Engage Whom? And to Do What?
- 07.06.2009 - 10:58 AMOver the weekend, both the president and vice president declared that they aren’t going to allow a mere once-in-a-generation democratic revolution and brutal suppression in Iran stand in the way of the Grand Bargain. In separate interviews, both Biden and Obama declared America ready to “engage” Iran. Someone should ask them, “Engage with whom?” Presumably, with the thugs who have murdered their own people and declared themselves bent on acquiring nuclear weapons and wiping out Israel. And presumably not the influential group of clerics who have decried the new government as “illegitimate.”
The president seems oblivious to what is perhaps the most significant development since the start of the Iranian popular revolt — the Qom’s Association of Religious Scholars’ call for new elections. As Reuel Marc Gerecht details in a fascinating column:
This is likely a monumental blow to Ali Khamenei’s position as Supreme Leader. . . They have now exploded into open dissent that guts the religious attacks of Khamenei’s most powerful allies–the Revolutionary Guard Corps and their baton-wielding thuggish appendage, the Basij–against Mir-Hussein Mousavi, the leader of the opposition. To use an Iraqi parallel: what the clerics of Qom just did to Khamenei is similar to what Ayatollah Sistani did to the Bush administration’s original idea of caucus balloting in Iraq (if we recall, the Bush administration came up with this plan since it feared both the demands and the results of a free election). Qom has shown itself to be the worthy inheritors of the more progressive clergy of the 1905-11 Iranian revolution, when ideas about representative government began to seep into traditional clerical views about the need for independent religious scholars to supervise the ethics of government. Qom has clearly said that the June 12th elections were fraudulent and therefore null and void; most of the city’s religious scholars have now implied, more openly than ever before, that Khamenei is an illegitimate ruler, who has betrayed the faith as well as the people. This is the stuff that in-house, counter-revolutions are made of.
Gerecht is rightly concerned that the president shows no sign that he is willing to re-evaluate his stance of abject timidity. (”President Obama appears to be blind to the most amazing time in the Middle East since the Islamic revolution.”) One can only marvel at the self-delusion that allows the president to say things like:
“We’ve got some fixed national security interests in Iran not developing nuclear weapons, in not exporting terrorism, and we have offered a pathway for Iran to rejoining the international community.”
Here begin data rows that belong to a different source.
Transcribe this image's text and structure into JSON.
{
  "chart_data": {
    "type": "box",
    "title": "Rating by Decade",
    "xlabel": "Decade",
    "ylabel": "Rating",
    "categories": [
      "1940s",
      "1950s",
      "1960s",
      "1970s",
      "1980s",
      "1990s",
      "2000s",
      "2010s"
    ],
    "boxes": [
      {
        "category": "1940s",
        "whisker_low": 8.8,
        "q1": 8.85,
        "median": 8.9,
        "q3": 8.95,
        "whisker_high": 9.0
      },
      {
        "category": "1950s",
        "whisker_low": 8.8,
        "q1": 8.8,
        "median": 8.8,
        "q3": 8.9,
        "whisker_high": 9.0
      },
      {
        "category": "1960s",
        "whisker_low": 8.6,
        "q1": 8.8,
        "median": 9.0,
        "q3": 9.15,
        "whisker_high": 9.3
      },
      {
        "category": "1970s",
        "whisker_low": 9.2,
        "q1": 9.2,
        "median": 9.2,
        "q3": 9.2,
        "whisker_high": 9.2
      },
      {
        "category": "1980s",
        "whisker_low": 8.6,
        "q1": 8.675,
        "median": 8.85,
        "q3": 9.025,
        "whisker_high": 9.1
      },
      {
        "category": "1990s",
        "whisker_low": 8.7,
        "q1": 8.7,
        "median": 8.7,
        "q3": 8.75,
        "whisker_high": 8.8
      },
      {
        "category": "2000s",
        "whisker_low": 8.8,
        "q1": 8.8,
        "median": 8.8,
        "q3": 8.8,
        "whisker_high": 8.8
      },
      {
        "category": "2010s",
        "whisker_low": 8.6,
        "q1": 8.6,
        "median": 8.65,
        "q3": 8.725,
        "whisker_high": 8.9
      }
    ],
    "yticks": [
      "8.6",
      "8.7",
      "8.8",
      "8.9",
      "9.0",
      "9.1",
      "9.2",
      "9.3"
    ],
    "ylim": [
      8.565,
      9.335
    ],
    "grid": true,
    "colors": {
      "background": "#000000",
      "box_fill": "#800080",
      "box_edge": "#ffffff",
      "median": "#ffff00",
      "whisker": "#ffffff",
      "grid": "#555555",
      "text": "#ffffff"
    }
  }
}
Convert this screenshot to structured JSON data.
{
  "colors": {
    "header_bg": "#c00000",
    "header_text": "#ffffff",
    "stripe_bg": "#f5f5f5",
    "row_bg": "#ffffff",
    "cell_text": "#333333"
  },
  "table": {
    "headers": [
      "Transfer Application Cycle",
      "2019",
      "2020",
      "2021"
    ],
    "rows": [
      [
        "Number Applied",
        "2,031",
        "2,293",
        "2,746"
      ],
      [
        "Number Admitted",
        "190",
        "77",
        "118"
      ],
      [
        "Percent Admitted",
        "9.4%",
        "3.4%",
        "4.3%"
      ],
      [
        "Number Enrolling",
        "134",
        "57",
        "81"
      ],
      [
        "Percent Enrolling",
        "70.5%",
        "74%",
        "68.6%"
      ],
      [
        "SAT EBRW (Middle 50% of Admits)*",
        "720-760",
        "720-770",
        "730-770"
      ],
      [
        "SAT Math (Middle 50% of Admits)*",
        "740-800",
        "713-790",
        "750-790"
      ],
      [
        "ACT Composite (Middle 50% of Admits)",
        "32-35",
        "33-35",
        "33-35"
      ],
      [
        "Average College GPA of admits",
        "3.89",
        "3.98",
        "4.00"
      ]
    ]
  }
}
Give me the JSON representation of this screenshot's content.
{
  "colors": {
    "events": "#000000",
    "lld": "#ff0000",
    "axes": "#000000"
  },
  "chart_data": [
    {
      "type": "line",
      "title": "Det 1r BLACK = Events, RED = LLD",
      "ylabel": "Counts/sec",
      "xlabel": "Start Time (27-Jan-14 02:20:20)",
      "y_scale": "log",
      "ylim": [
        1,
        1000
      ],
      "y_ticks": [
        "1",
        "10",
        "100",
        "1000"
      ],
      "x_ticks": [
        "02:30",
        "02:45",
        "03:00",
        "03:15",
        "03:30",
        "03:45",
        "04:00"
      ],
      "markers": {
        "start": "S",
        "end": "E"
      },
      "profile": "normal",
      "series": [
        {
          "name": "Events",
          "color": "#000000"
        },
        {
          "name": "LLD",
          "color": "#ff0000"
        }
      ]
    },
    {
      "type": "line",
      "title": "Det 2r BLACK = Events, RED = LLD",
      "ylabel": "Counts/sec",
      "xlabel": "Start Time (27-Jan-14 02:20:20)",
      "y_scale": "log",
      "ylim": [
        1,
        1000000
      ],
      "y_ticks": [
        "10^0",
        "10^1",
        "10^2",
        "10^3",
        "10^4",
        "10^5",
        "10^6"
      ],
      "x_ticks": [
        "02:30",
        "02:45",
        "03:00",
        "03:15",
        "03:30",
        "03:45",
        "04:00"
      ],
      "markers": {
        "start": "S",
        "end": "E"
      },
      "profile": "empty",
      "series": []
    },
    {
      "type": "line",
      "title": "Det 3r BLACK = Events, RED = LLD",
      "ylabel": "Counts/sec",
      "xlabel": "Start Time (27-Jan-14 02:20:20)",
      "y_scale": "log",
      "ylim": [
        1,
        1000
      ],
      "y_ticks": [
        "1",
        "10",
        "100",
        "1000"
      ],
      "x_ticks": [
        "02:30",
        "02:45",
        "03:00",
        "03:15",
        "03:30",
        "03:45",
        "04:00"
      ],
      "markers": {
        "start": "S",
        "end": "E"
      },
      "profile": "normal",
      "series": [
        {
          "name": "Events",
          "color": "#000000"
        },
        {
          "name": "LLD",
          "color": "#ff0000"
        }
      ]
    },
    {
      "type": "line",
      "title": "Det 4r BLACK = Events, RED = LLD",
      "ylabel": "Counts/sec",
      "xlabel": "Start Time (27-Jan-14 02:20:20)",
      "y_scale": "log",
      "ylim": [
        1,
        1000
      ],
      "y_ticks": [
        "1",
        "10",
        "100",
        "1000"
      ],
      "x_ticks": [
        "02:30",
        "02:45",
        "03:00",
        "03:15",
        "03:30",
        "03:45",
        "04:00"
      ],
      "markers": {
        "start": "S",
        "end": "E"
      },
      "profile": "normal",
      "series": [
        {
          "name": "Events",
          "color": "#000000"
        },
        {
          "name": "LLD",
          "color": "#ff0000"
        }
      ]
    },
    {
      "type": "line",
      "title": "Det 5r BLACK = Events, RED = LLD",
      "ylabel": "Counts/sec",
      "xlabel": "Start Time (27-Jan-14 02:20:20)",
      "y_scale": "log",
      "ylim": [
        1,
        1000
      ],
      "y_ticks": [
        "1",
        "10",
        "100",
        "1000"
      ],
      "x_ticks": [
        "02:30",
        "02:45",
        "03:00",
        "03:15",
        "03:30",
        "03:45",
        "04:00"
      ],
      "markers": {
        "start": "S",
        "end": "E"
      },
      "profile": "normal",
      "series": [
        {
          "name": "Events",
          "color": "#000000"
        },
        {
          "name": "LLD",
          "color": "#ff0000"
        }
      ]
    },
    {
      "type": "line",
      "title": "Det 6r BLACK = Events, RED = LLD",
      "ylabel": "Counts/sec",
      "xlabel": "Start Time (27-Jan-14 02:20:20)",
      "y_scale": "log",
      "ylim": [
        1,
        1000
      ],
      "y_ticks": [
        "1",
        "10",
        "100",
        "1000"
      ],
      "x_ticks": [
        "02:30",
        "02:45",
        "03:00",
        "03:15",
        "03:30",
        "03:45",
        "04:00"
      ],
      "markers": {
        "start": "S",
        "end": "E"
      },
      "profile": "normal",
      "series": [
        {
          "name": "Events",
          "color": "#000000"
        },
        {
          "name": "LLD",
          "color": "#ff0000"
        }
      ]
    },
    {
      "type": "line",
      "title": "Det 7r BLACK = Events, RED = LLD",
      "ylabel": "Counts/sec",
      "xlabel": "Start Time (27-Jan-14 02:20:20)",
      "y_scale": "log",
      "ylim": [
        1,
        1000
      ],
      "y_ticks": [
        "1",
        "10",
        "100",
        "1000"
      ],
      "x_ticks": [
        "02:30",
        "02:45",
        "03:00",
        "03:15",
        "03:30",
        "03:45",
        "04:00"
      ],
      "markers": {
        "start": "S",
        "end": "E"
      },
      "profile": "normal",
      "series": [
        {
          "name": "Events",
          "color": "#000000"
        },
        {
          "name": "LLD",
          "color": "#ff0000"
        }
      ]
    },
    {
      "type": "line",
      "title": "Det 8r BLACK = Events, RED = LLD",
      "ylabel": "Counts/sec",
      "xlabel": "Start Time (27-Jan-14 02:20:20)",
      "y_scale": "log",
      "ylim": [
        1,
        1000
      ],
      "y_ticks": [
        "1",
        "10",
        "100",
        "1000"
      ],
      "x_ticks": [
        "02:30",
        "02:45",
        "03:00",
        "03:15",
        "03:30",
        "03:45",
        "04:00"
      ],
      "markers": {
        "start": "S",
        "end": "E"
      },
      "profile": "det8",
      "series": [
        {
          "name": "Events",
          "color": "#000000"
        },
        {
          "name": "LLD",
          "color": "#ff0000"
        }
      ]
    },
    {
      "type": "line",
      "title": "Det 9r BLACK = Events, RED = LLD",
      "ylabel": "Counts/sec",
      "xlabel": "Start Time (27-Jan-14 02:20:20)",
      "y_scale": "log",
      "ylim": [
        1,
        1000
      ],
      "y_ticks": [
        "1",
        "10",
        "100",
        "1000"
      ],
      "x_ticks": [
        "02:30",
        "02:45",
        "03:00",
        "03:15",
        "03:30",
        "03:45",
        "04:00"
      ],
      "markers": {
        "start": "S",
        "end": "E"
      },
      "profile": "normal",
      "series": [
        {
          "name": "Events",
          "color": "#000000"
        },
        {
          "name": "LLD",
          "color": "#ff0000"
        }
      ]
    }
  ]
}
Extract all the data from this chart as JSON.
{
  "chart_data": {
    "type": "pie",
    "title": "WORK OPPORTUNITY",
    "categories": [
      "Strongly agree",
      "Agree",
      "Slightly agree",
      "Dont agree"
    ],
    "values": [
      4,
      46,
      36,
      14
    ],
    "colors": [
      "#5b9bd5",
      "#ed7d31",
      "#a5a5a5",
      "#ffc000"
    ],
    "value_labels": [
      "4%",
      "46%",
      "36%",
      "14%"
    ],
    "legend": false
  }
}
No fixed interests in democracy or human rights, have we? And no fixed interests in pursuing a policy with a remote chance to bear fruit. How many Iranians must be hanged or thrown in Evin prison before Obama understands that the Iranian government is not interested in “rejoining the international community”? Is there no one in the administration who might point out the significance of the “severe disconnect between their objectives and reality”?
Ironically, while the president lives in his own fantasy world of engagement with a regime that might with a good shove collapse, according to a Times report, the Saudis are just fine with an Israeli strike on Iran. At least the Saudis have woken up to the danger posed by “the repressive Shi’ite regime in Tehran and have increased fears that it may emerge as a belligerent nuclear power.”
While the Saudis may be looking around for Plan B, Obama is plainly stuck on Plan A. There is no hint of the most “realistic” policy available being to tip the balance away from the current regime, deny legitimacy and recognition to the current crew, round up international organizations, and impose an array of sanctions to aid in those efforts. You know, just like the Obama team is trying out in Honduras (where the military and legislature were merely attempting to preserve their own constitution).
The president is willing to recognize no set of facts or moral considerations that will dissuade him from pursuing “engagement” with Iran. This is the triumph of blind ideology over reason, facts, history, and common sense.